SELASA, 27 SEPTEMBER 2016
YOGYAKARTA — Penggunaan morfin di bidang kesehatan untuk mengurangi beban rasa nyeri dan sakit merupakan hak asasi bagi pasien. Namun, ketersediaan di banyak rumah sakit selama ini masih sangat minim. Hal tersebut dikarenakan karena adanya ketakutan akan menimbulkan ketergantungan, dan banyak dokter takut dikriminalisasi akibat memberikan resep morfin.

Di bidang kesehatan, penggunaan morfin sebagai obat nyeri berat dibolehkan. Pemerintah pun telah menjamin penggunaan morfin di bidang kesehatan melalui berbagai regulasi yang menjamin akses morfin untuk mengatasi nyeri berat pasien di pelayanan kesehatan. Regulasi itu menyebutkan, jika Pemerintah menjamin ketersediaan obat dari golongan narkotika untuk pelayanan kesehatan.
Demikian diungkapkan pengajar di Departemen Farmakologi, Dr.
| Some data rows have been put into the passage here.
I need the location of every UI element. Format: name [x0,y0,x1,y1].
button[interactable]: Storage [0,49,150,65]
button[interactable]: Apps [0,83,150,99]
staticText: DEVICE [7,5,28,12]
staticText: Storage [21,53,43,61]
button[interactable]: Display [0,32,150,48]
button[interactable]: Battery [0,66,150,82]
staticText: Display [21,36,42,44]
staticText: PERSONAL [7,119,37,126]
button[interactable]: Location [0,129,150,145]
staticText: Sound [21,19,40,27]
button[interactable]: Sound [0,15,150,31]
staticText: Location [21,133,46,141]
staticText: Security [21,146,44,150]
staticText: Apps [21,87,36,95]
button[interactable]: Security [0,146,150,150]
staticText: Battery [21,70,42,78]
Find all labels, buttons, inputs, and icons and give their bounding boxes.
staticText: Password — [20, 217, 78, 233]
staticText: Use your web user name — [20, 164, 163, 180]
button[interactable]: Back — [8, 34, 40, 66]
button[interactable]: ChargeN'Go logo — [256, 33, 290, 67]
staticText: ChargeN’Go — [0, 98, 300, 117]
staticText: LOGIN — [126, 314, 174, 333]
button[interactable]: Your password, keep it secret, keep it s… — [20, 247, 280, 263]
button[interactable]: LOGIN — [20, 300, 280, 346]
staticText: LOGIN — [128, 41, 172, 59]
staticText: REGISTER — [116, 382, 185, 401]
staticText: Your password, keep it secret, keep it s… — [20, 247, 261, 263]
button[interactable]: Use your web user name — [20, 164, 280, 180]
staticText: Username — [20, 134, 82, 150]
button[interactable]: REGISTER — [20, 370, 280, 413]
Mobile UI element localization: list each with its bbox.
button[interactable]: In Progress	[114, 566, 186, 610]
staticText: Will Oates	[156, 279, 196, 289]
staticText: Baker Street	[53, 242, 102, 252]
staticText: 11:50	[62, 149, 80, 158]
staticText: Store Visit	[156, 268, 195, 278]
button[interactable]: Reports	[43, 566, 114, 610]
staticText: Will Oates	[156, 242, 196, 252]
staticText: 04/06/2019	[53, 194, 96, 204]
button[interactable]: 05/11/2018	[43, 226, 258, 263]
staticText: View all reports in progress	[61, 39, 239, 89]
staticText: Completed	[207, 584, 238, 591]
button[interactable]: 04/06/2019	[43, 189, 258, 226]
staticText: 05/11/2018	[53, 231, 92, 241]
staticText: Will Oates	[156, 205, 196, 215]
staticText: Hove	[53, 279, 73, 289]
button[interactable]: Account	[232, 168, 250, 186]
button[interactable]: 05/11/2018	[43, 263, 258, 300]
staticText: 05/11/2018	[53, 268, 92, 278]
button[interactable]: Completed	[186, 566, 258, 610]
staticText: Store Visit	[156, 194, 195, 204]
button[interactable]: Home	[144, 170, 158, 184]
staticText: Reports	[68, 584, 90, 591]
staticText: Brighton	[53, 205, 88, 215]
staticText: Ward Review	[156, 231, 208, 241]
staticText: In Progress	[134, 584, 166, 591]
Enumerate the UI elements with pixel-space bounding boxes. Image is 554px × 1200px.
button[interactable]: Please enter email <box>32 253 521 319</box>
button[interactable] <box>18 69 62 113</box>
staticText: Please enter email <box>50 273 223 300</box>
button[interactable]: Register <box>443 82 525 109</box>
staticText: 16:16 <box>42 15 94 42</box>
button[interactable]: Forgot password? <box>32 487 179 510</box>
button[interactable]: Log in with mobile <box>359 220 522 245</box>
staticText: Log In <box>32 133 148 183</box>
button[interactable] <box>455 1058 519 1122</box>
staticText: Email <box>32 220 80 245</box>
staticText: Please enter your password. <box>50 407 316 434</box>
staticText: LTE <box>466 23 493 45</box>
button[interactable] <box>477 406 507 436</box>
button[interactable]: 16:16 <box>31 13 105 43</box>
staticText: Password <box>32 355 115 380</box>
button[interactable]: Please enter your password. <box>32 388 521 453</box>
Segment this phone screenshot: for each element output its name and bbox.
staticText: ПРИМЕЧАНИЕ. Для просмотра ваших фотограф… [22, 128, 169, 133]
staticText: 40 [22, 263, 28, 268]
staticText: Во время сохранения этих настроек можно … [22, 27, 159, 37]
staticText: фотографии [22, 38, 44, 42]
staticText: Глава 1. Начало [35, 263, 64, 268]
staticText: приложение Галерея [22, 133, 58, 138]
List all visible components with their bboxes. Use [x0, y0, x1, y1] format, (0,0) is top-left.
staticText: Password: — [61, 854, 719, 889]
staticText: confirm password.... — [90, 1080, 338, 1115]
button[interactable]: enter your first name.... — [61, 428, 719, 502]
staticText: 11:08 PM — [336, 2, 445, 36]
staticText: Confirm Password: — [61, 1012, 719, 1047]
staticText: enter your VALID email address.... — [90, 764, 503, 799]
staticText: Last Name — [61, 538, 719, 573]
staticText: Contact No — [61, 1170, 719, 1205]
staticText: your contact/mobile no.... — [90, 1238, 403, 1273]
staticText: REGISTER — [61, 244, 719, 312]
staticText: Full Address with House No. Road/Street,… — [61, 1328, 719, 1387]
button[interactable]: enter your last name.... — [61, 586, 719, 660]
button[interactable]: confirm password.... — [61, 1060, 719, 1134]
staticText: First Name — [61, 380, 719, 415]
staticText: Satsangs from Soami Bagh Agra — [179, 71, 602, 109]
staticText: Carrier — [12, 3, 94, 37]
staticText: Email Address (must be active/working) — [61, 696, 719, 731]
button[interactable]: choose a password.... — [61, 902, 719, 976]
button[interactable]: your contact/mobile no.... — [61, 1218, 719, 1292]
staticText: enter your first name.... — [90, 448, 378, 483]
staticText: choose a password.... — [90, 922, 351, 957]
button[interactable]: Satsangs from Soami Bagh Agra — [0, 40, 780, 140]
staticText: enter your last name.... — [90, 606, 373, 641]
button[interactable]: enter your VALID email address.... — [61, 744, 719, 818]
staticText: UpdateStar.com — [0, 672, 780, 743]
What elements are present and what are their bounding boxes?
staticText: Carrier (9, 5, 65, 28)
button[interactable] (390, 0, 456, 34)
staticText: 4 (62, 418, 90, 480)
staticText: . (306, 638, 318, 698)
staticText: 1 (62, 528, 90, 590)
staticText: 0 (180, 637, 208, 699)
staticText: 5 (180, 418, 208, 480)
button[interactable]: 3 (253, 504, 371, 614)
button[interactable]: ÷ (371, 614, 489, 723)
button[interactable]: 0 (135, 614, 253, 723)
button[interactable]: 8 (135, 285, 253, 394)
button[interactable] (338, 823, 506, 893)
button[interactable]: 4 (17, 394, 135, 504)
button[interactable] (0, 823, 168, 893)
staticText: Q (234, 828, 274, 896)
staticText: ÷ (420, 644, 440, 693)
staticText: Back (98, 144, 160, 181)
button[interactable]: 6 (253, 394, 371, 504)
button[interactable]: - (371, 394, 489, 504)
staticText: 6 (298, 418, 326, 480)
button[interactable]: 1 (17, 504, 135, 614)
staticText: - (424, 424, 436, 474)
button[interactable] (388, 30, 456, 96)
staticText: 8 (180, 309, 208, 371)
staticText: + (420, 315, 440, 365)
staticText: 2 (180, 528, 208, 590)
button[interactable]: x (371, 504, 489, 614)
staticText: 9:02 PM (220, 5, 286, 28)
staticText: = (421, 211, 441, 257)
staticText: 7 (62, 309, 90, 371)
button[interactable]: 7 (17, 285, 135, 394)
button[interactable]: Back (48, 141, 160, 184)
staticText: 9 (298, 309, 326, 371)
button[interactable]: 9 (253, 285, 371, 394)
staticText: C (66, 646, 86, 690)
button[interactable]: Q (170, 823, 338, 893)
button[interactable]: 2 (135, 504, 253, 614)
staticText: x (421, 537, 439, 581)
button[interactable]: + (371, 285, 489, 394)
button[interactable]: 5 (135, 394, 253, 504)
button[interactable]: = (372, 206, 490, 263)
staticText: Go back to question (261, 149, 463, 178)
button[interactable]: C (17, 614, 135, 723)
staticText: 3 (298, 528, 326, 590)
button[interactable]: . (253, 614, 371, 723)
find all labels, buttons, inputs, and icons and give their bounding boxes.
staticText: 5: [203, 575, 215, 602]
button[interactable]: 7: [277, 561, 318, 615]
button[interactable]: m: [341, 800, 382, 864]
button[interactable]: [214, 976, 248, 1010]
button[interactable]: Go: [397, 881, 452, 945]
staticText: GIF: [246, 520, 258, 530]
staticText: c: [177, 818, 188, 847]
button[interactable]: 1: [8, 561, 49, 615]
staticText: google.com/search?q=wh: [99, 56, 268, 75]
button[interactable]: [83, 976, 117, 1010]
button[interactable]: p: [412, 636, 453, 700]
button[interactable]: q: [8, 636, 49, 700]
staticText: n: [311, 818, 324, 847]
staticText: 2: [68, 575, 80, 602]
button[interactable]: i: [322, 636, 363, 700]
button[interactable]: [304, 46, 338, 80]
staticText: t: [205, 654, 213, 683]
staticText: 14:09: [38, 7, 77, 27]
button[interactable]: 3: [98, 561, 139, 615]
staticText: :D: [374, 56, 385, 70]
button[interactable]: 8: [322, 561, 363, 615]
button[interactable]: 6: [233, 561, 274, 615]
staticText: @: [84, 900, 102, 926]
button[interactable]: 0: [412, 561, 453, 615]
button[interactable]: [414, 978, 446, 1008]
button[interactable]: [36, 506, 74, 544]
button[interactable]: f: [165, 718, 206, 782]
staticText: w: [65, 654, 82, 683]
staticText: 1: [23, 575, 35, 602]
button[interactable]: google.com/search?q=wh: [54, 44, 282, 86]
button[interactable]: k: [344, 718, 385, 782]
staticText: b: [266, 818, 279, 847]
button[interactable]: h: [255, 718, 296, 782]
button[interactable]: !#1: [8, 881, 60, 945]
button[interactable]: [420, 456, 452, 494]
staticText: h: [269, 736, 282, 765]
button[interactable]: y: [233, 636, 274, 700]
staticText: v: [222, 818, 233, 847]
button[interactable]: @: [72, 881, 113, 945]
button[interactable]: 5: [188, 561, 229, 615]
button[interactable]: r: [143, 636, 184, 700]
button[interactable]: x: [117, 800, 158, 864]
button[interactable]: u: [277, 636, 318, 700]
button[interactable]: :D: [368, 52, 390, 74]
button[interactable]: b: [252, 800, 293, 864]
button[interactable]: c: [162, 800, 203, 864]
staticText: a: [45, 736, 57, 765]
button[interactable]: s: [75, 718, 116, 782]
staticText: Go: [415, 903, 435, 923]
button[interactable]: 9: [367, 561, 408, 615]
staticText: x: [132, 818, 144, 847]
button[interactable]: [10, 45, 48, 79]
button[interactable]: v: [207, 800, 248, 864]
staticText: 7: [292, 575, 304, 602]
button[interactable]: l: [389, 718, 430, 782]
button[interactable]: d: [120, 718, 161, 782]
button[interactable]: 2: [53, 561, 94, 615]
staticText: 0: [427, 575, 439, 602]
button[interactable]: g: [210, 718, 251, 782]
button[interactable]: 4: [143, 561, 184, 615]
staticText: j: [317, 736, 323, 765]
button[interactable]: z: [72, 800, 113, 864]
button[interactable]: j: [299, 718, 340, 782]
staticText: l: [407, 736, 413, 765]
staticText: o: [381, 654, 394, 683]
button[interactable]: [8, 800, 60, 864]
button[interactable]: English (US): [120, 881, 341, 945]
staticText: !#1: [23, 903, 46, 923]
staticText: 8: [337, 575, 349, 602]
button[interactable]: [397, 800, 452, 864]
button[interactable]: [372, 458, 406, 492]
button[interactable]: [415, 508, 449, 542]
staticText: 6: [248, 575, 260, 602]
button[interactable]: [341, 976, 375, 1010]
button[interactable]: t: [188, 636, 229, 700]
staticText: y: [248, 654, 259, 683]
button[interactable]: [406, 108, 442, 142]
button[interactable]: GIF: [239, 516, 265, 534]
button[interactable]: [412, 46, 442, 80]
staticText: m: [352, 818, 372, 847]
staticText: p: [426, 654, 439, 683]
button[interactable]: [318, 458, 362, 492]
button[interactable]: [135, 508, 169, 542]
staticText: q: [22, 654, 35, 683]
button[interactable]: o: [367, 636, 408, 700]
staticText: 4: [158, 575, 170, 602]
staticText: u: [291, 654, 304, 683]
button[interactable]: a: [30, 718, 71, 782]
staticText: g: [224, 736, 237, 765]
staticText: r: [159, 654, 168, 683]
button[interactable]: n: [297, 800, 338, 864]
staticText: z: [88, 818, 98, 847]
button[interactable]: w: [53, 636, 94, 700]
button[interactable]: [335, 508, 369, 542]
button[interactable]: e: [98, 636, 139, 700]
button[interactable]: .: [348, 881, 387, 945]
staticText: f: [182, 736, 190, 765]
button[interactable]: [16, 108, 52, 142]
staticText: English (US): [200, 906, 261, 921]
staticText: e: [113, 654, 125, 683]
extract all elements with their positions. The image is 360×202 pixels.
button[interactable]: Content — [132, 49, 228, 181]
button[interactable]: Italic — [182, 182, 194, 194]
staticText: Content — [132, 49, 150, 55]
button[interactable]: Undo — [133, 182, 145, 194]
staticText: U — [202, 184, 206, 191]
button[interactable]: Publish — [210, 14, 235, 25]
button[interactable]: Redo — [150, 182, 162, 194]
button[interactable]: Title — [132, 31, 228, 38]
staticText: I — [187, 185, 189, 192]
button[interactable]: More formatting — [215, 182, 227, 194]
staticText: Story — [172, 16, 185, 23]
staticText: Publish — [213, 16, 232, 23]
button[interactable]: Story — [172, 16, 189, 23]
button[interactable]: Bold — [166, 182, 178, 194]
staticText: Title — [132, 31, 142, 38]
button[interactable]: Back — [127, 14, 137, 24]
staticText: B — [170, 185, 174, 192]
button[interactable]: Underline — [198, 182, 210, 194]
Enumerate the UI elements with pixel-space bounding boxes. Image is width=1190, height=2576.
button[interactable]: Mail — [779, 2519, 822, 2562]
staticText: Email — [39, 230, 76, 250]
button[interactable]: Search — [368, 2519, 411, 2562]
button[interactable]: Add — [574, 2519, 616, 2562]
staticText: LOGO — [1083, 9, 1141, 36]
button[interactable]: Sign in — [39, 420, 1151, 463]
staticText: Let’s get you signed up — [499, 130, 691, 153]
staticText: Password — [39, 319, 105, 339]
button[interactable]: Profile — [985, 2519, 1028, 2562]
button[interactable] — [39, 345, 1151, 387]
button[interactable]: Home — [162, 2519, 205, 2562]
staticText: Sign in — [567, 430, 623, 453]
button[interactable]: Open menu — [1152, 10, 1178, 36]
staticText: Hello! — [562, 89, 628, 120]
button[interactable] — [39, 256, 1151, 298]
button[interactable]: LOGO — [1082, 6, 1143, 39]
Rustamaji, M.Kes., saat menjalani Ujian Terbuka Doktor dengan disertasinya berjudul Akses Terhadap Morfin dalam Penerapan Kebijakan Obat Nasional di Indonesia, yang bertempat di Fakultas Kedokteran Universitas Gajah Mada Yogyakarta, Selasa (27/9/2016).
Rustam mengatakan, dalam pelayanan kesehatan, morfin merupakan obat esensial untuk mengatasi nyeri berat. Sesuai dengan Daftar Obat Esensial Nasional (DOEN) Kementerian Kesehatan Tahun 2014, ketersediaan morfin terdapat dalam bentuk lepas cepat 10 mg dan lepas lambat 10 mg dan 30 mg. Selain itu juga tersedia dalam bentuk injeksi intramuskuler, sukutan dan intravena.
Meski telah dirasakan manfaat dan keuntungan morfin bagi pasien, kata Rustam, masih banyak dokter yang enggan untuk memberikannya. Di sisi lain, pasien seringkali juga menolak penggunaan obat morfin karena takut adanya efek ketergantungan.